If you have a new approach, there's the potential to create a much better model and that would be catnip to top talent. How do I know there is room for better models? The brain uses about 12 watts of power. If you say that the brain matures at 25 years of age, then up to that point the brain has consumed 2628 kilowatt-hours of energy. Even though it cannot do all the tasks that a brain can, let's assume PaLM is capable of performing similar to a 25-year-old human brain. PaLM used 3.2 million kilowatt-hours to complete training, approximately 1217x more in energy consumption than the human brain for less than a similar amount of performance. That means there's about three orders of magnitude multiplier improvement that can be made in AI models from a better model structure.

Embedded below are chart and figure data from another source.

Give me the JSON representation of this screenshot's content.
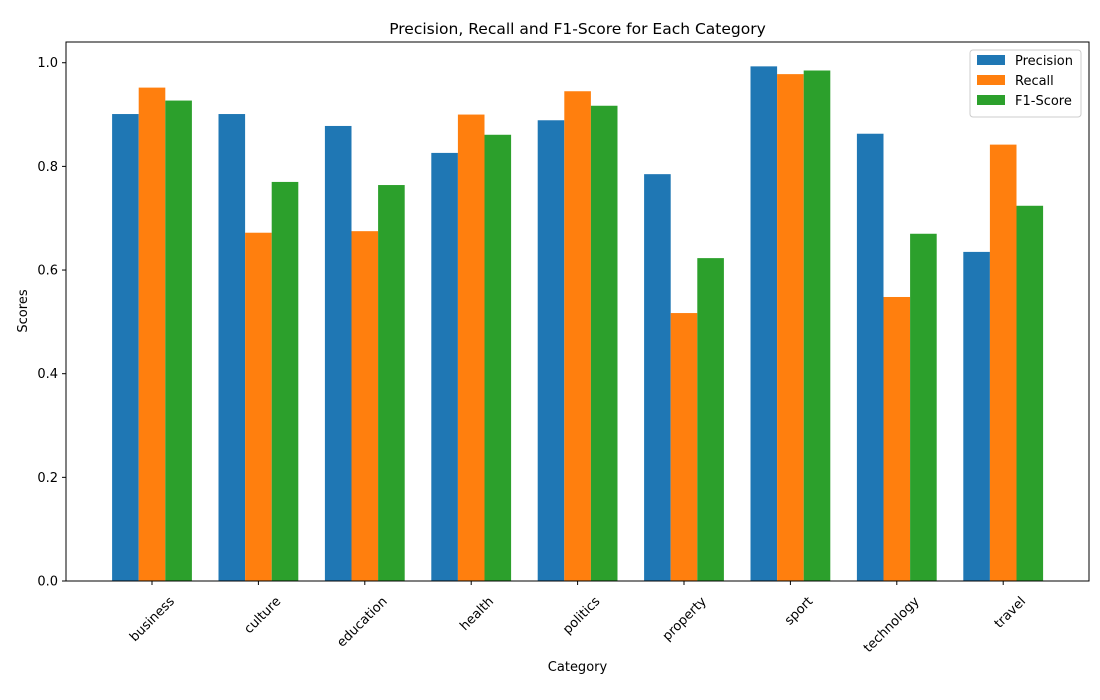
{
  "chart_data": {
    "type": "bar",
    "title": "Precision, Recall and F1-Score for Each Category",
    "xlabel": "Category",
    "ylabel": "Scores",
    "categories": [
      "business",
      "culture",
      "education",
      "health",
      "politics",
      "property",
      "sport",
      "technology",
      "travel"
    ],
    "series": [
      {
        "name": "Precision",
        "color": "#1f77b4",
        "values": [
          0.901,
          0.901,
          0.878,
          0.826,
          0.889,
          0.785,
          0.993,
          0.863,
          0.635
        ]
      },
      {
        "name": "Recall",
        "color": "#ff7f0e",
        "values": [
          0.952,
          0.672,
          0.675,
          0.9,
          0.945,
          0.517,
          0.978,
          0.548,
          0.842
        ]
      },
      {
        "name": "F1-Score",
        "color": "#2ca02c",
        "values": [
          0.927,
          0.77,
          0.764,
          0.861,
          0.917,
          0.623,
          0.985,
          0.67,
          0.724
        ]
      }
    ],
    "ylim": [
      0,
      1.04
    ],
    "yticks": [
      0.0,
      0.2,
      0.4,
      0.6,
      0.8,
      1.0
    ],
    "ytick_labels": [
      "0.0",
      "0.2",
      "0.4",
      "0.6",
      "0.8",
      "1.0"
    ],
    "grid": false,
    "legend_position": "top-right"
  }
}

If you have critical data no one else has, then you can build expert systems that others cannot. Current foundation models are general and tend to lack the ability to provide expert advice. If you have access to things like medical data, investment decision data, human mobility information, industrial process data, scientific experiment data, or other difficult to acquire data sets, you are in a good position to either augment an existing model into an expert system or create your own expert system from scratch.
Implications
What do all of these moats mean for you? If you are planning to create your own foundation model you either need to be prepared for large upfront costs or have a technical breakthrough that dramatically reduces both the required data and computational costs. Alternatively, these moats mean it makes more sense to think of generative AI as a utility rather than trying to build your AI system from the ground up. As the famed AI practitioner Andrew Ng has declared, "AI is the next electricity". He meant it more on how AI will be embedded in everything we use, just like electricity is today. Coincidentally, you should also think of AI as being provided to you as a utility in a fashion similar to the way that electricity is provided. If you use this mental model, it has interesting implications for what it means to build businesses with AI and what that means for AI practitioners.
AI and machine learning models will be more about modifying, enhancing, or using generative AI outputs as inputs into other models or functions. People don't use "raw AI" just like they don't use "raw electricity". They convert it into something useful through other processes and forms. Surprisingly, this might make it easier for non-AI practitioners to identify areas of value over AI practitioners, who would prefer to build their own models. Those who will succeed will be able to find other sources of data whether through new instrumentation, partnerships, or acquisitions to act as a differentiator upon the standard utility output.